⚠️ Update: #Iran's internet blackout has entered day 16 as the measure continues in its third week, with the public cut off from international networks for 360 hours. Chosen influencers enjoy whitelisting while state media report a new wave of arrests targeting Starlink users.
@netblocks while their domestic networks are down, one of their root nameservers (c.nic.ir) has come back online, now hosted in .nl from what it looks like. I have also been seeing some various .ir IP blocks popping in and out of BGP over the last few days, but nothing with a domestic Iranian route from the looks of it
@iamdorkside @netblocks it wouldn't hurt if they could cite their info, it's not like BGP data is proprietary or anything. anybody with access to a BGP-speaking router or even just a public looking glass can verify network availability. much of the core infrastructure for the .ir TLD has been offline for weeks; this doesn't necessarily translate to the entire country being offline but does severely disrupt any sites under that TLD at the very least :/
@iamdorkside @netblocks of course, the visibility of Iranian networks from the outside is much different than the visibility from inside the country - from what I understand there are many privately addressed services inside the country that can only be reached from domestic ISPs. it is also very possible that domestic cellular providers have alternative routes & IP blocks that aren't flagged as Iranian, which may be difficult to spot from an external table view without a probe inside of the network. RIPE Atlas shows the vast majority of probes as offline for ~14 days, but a handful are still online.
@astraleureka
It would greatly help if @netblocks could stop obfuscating about what their methods are and what their data represents.
@iamdorkside @netblocks agreed, this sort of information should be clearly documented and verifiable by the public
@astraleureka @iamdorkside These are active probing metrics with around 10m visible endpoints per country. We built this because there was a need to help validate user reports a decade ago when the workflow was too reliant on user self-reports, which are hard to obtain and quantify during a shutdown. As the post says, this relates to internationally visible networks. It's great if others are looking to monitor the domestic intranet but that isn't in scope or technically viable from the outside.

@isik5 @astraleureka
Are you responding as a representative of @netblocks?
Someone should definitely be acknowledging that the methodology isn't transparent enough to be independently verifiable.
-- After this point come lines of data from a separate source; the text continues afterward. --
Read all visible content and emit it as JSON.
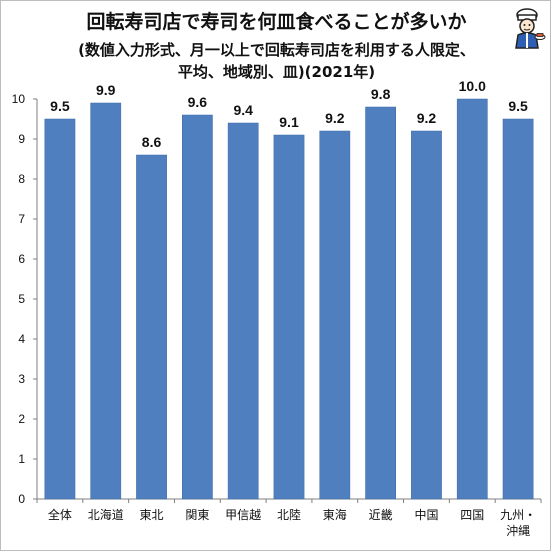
{
  "title": {
    "line1": "回転寿司店で寿司を何皿食べることが多いか",
    "line2": "(数値入力形式、月一以上で回転寿司店を利用する人限定、",
    "line3": "平均、地域別、皿)(2021年)"
  },
  "mascot_icon": "sushi-chef-icon",
  "colors": {
    "bar": "#4f7fbe",
    "bar_edge": "#3c6aa8",
    "axis": "#7f7f7f",
    "text": "#111111"
  },
  "chart_data": {
    "type": "bar",
    "categories": [
      "全体",
      "北海道",
      "東北",
      "関東",
      "甲信越",
      "北陸",
      "東海",
      "近畿",
      "中国",
      "四国",
      "九州・沖縄"
    ],
    "values": [
      9.5,
      9.9,
      8.6,
      9.6,
      9.4,
      9.1,
      9.2,
      9.8,
      9.2,
      10.0,
      9.5
    ],
    "value_labels": [
      "9.5",
      "9.9",
      "8.6",
      "9.6",
      "9.4",
      "9.1",
      "9.2",
      "9.8",
      "9.2",
      "10.0",
      "9.5"
    ],
    "ylim": [
      0,
      10
    ],
    "yticks": [
      0,
      1,
      2,
      3,
      4,
      5,
      6,
      7,
      8,
      9,
      10
    ],
    "grid": false,
    "xlabel": "",
    "ylabel": ""
  }
}
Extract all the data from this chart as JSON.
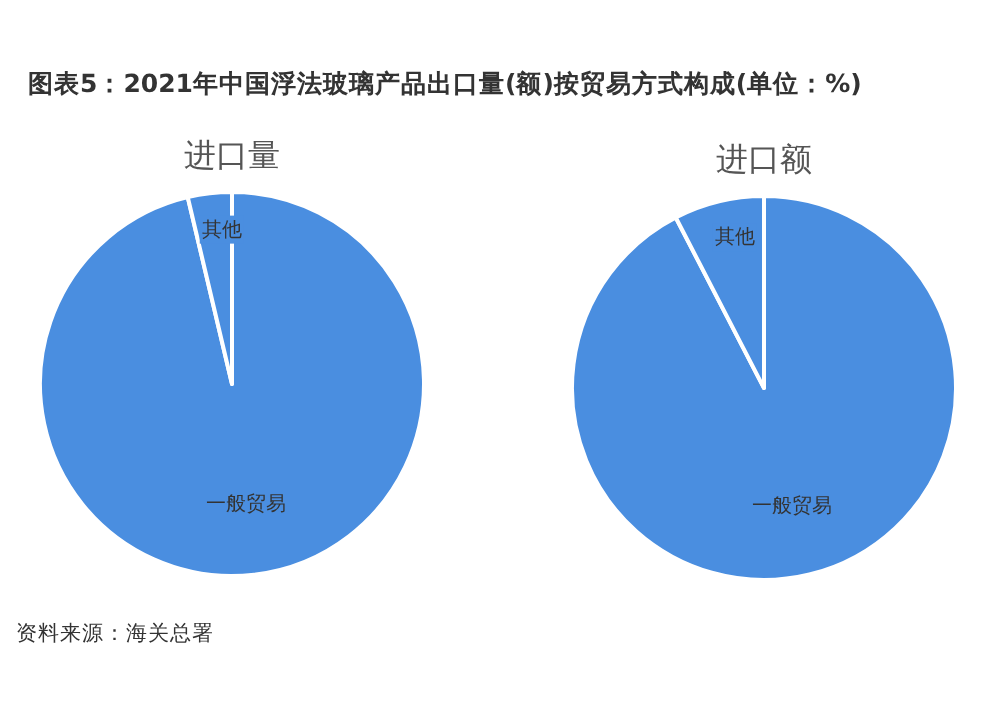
{
  "chart_data": [
    {
      "type": "other",
      "title": "图表5：2021年中国浮法玻璃产品出口量(额)按贸易方式构成(单位：%)",
      "annotations": [
        "资料来源：海关总署"
      ]
    },
    {
      "type": "pie",
      "title": "进口量",
      "categories": [
        "一般贸易",
        "其他"
      ],
      "values": [
        96.3,
        3.7
      ],
      "colors": [
        "#4a8ee0",
        "#4a8ee0"
      ]
    },
    {
      "type": "pie",
      "title": "进口额",
      "categories": [
        "一般贸易",
        "其他"
      ],
      "values": [
        92.4,
        7.6
      ],
      "colors": [
        "#4a8ee0",
        "#4a8ee0"
      ]
    }
  ]
}
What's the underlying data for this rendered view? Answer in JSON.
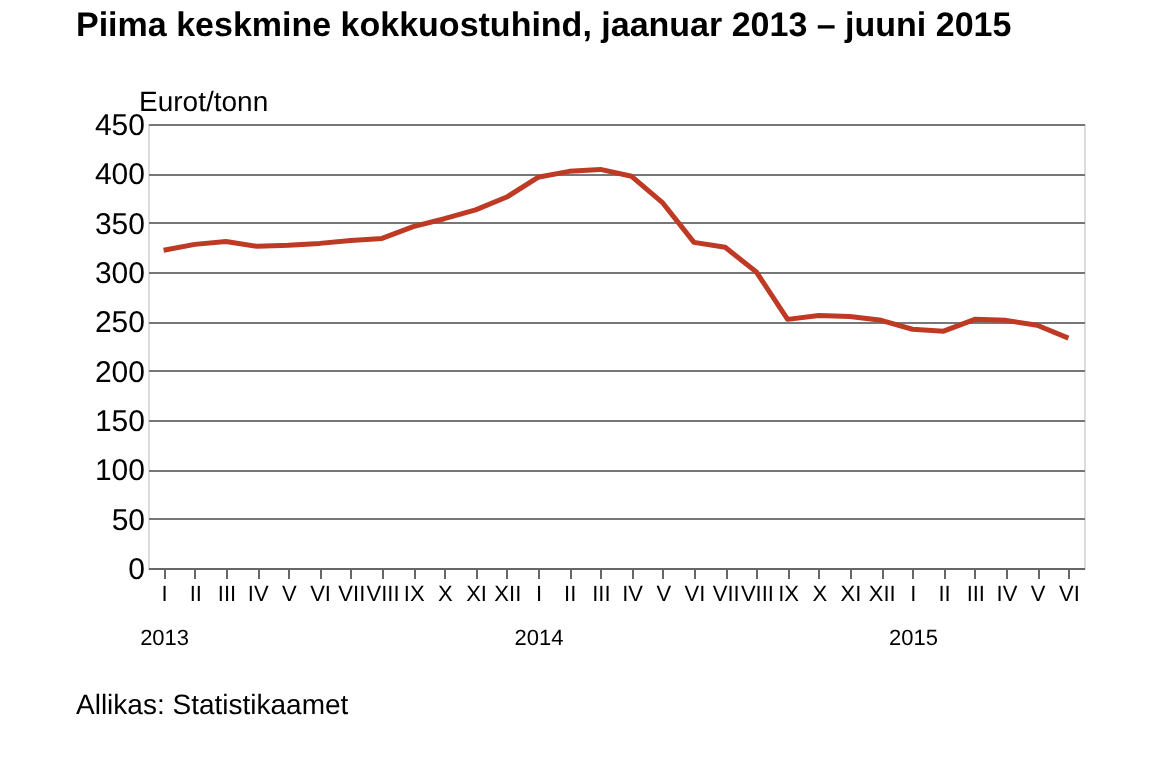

You also attempt to frame this as a technology oriented, neutral update yet it mentions the starlink arrests without mentioning how the devices ended up there.

If you're going to report on politically loaded details, omitting that context isn't neutrality. It's framing. You know, kind of how like how Alp thinks illegal settlements should have Internet services.

https://nitter.net/atoker/status/920174477983584256

@iamdorkside @astraleureka

Why shouldn't Gazans, North Koreans, Palestinians, Israelis, settlers, Iranians, or refugees have internet access, or any other civilian community for that matter?

We believe in the free flow of information as a tool to educate, break down barriers, as the best hope to develop a common understanding between communities that don't see eye to eye.

There isn't some hidden agenda here - the mission is to foster a free and open internet for its own sake.

@isik5 @astraleureka
Is it the official position of @netblocks that "israeli" settlers should have Internet?

@iamdorkside @astraleureka

The position of NetBlocks is that civilians are entitled to internet access regardless of political stance and collective restrictions on communications infrastructure are generally harmful.

That's a consistent human rights position, not an endorsement of any government. The forceful attempt to portray organisations as something they're not, or in which they have no interest, is the reason I try to avoid engaging in that Israel/Palestine/Iran debate. Good day.